Bupati Beltim, Kamarudin Muten menegaskan Pemerintah Kabupaten Beltim memberikan dukungan penuh terhadap proses akreditasi sebagai upaya memastikan masyarakat memperoleh pelayanan kesehatan yang bermutu dan aman.

Kamarudin menekankan bahwa keberhasilan akreditasi tidak semata-mata ditentukan oleh pemenuhan dokumen maupun penilaian saat survei berlangsung. Menurutnya, standar pelayanan yang ditetapkan harus benar-benar diterapkan dalam pelayanan sehari-hari.

“Akreditasi memang penting, tetapi yang lebih utama adalah bagaimana standar yang ditetapkan benar-benar diterapkan dalam pelayanan sehari-hari sehingga pasien mendapatkan pelayanan yang terbaik,” kata Kamarudin.

Ia meminta seluruh jajaran RSUD Muhammad Zein mengikuti proses survei dengan serius dan terbuka. Setiap kondisi di rumah sakit harus disampaikan secara apa adanya sehingga hasil penilaian dapat menjadi gambaran objektif mengenai kondisi pelayanan rumah sakit.

“Saya berharap proses ini dapat memberikan gambaran yang jelas mengenai kondisi pelayanan RSUD Muhammad Zein, sehingga kita dapat mengetahui apa yang sudah berjalan baik dan apa yang masih perlu ditingkatkan,” ujarnya.

RSUD Muhammad Zein Siapkan Pemenuhan Standar Pelayanan

Plt. Direktur RSUD Muhammad Zein, dr. Rima Ramba menjelaskan bahwa survei akreditasi tidak hanya menilai kelengkapan dokumen, tetapi juga memastikan kesesuaian antara dokumen yang telah disampaikan dengan penerapan pelayanan di lapangan.
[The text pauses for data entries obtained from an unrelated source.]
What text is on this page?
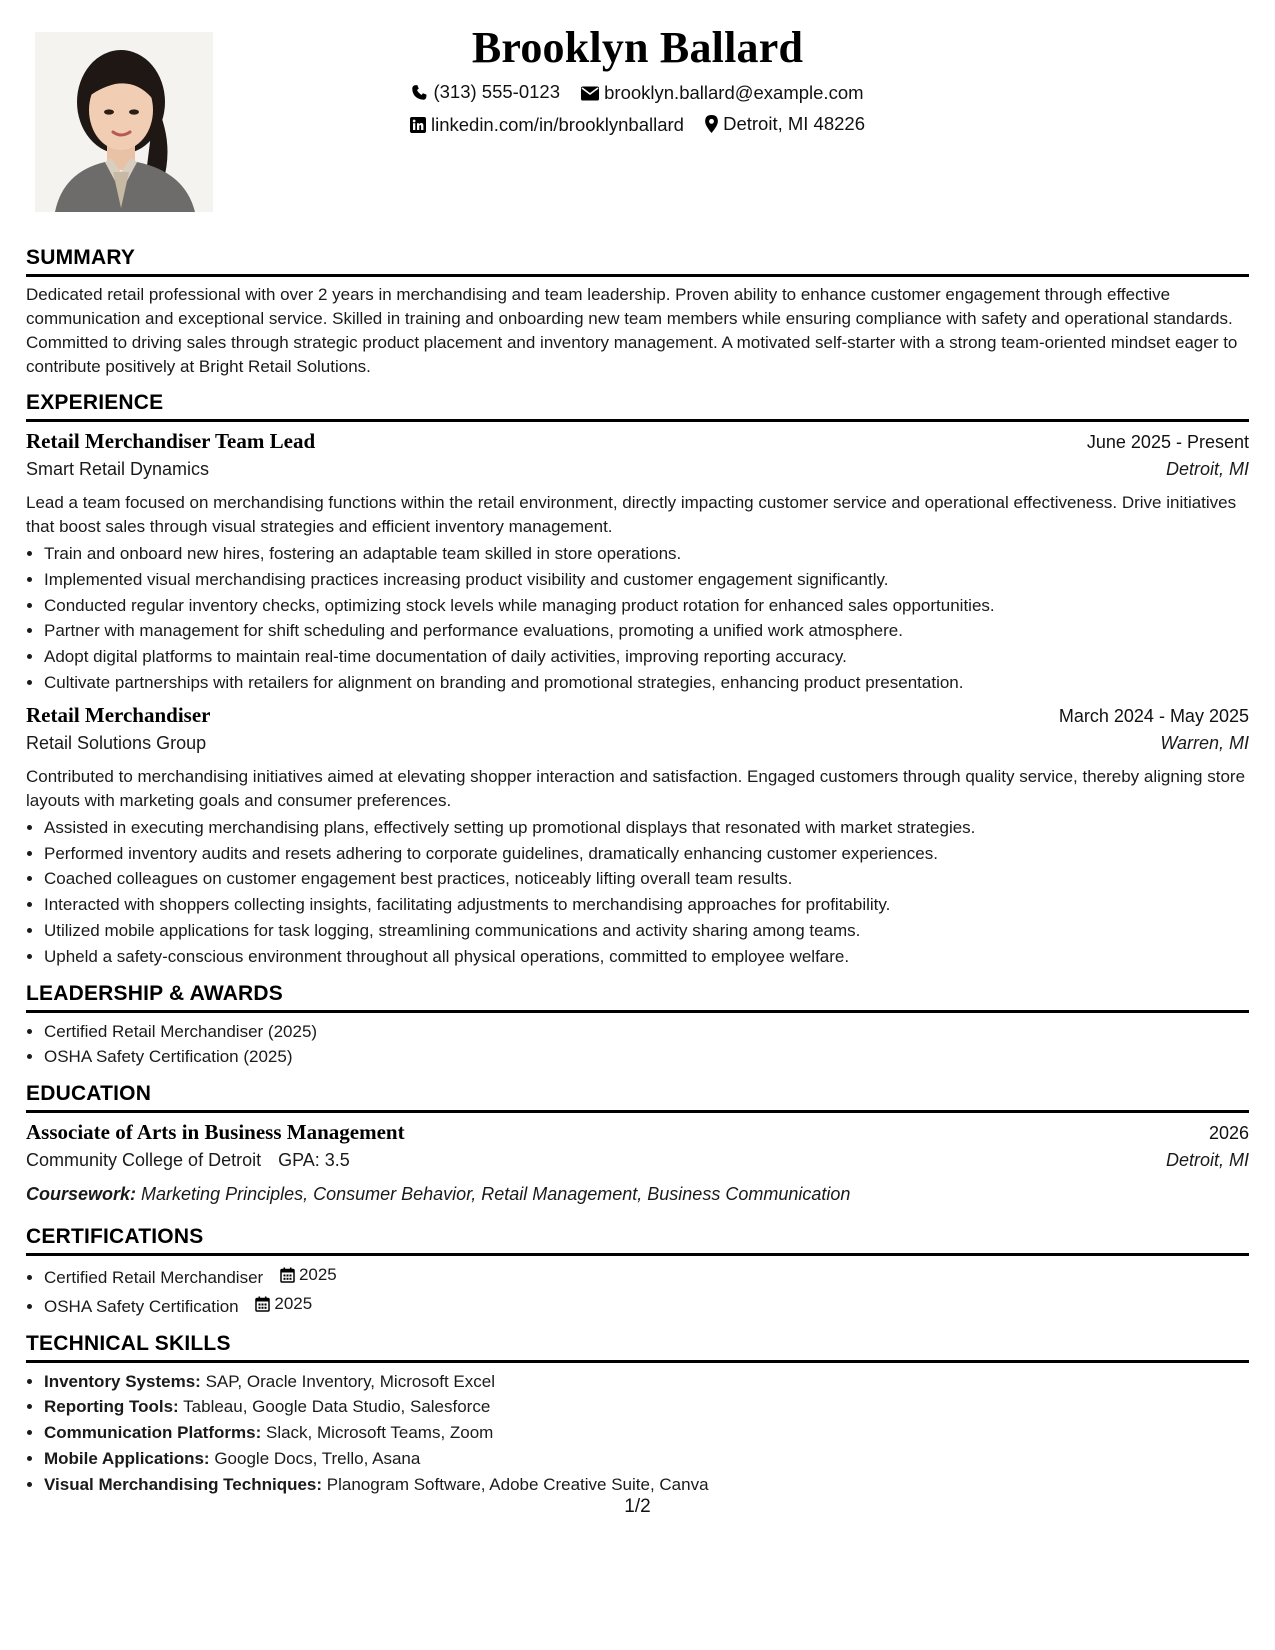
Brooklyn Ballard
(313) 555-0123
brooklyn.ballard@example.com
linkedin.com/in/brooklynballard
Detroit, MI 48226
SUMMARY

Dedicated retail professional with over 2 years in merchandising and team leadership. Proven ability to enhance customer engagement through effective communication and exceptional service. Skilled in training and onboarding new team members while ensuring compliance with safety and operational standards. Committed to driving sales through strategic product placement and inventory management. A motivated self-starter with a strong team-oriented mindset eager to contribute positively at Bright Retail Solutions.

EXPERIENCE
Retail Merchandiser Team Lead	June 2025 - Present
Smart Retail Dynamics	Detroit, MI

Lead a team focused on merchandising functions within the retail environment, directly impacting customer service and operational effectiveness. Drive initiatives that boost sales through visual strategies and efficient inventory management.

• Train and onboard new hires, fostering an adaptable team skilled in store operations.
• Implemented visual merchandising practices increasing product visibility and customer engagement significantly.
• Conducted regular inventory checks, optimizing stock levels while managing product rotation for enhanced sales opportunities.
• Partner with management for shift scheduling and performance evaluations, promoting a unified work atmosphere.
• Adopt digital platforms to maintain real-time documentation of daily activities, improving reporting accuracy.
• Cultivate partnerships with retailers for alignment on branding and promotional strategies, enhancing product presentation.
Retail Merchandiser	March 2024 - May 2025
Retail Solutions Group	Warren, MI

Contributed to merchandising initiatives aimed at elevating shopper interaction and satisfaction. Engaged customers through quality service, thereby aligning store layouts with marketing goals and consumer preferences.

• Assisted in executing merchandising plans, effectively setting up promotional displays that resonated with market strategies.
• Performed inventory audits and resets adhering to corporate guidelines, dramatically enhancing customer experiences.
• Coached colleagues on customer engagement best practices, noticeably lifting overall team results.
• Interacted with shoppers collecting insights, facilitating adjustments to merchandising approaches for profitability.
• Utilized mobile applications for task logging, streamlining communications and activity sharing among teams.
• Upheld a safety-conscious environment throughout all physical operations, committed to employee welfare.
LEADERSHIP & AWARDS
• Certified Retail Merchandiser (2025)
• OSHA Safety Certification (2025)
EDUCATION
Associate of Arts in Business Management	2026
Community College of Detroit GPA: 3.5	Detroit, MI
Coursework: Marketing Principles, Consumer Behavior, Retail Management, Business Communication
CERTIFICATIONS
• Certified Retail Merchandiser 2025
• OSHA Safety Certification 2025
TECHNICAL SKILLS
• Inventory Systems: SAP, Oracle Inventory, Microsoft Excel
• Reporting Tools: Tableau, Google Data Studio, Salesforce
• Communication Platforms: Slack, Microsoft Teams, Zoom
• Mobile Applications: Google Docs, Trello, Asana
• Visual Merchandising Techniques: Planogram Software, Adobe Creative Suite, Canva
1/2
“Yang dilihat adalah kesesuaian antara dokumen yang sudah kita upload dengan kondisi yang ada di lapangan. Jadi bukan hanya dokumennya lengkap, tetapi apakah yang kita dokumentasikan dan kita sampaikan itu benar-benar sama dengan yang kita kerjakan. Karena itu, dalam survei ini juga dilakukan penilaian langsung di lapangan, termasuk bagaimana petugas menjalankan prosedur sesuai standar pelayanan yang telah ditetapkan,” ujarnya.

Dokter spesialis radiologi ini menyampaikan bahwa proses akreditasi diharapkan tidak hanya berorientasi pada hasil penilaian, tetapi mampu membentuk budaya kerja yang konsisten di lingkungan RSUD Muhammad Zein.

“Harapan saya setelah akreditasi ini bukan hanya saat akreditasi saja kita berjuang memenuhi standar, tetapi standar tersebut benar-benar menjadi budaya kerja kita sehari-hari. Ini bukan hanya untuk mendapatkan predikat atau hasil akreditasi, tetapi bagaimana pelayanan kepada seluruh masyarakat Belitung Timur maupun masyarakat yang datang berobat ke sini bisa terus dilakukan secara paripurna, prima, terpercaya, dan yang paling penting aman bagi semua, ” harapnya.

Dengan dukungan Pemerintah Kabupaten Beltim dan seluruh jajaran rumah sakit, survei akreditasi diharapkan dapat menghasilkan evaluasi yang objektif sekaligus menjadi pijakan untuk terus meningkatkan mutu, keselamatan, dan kepercayaan masyarakat terhadap pelayanan RSUD Muhammad Zein.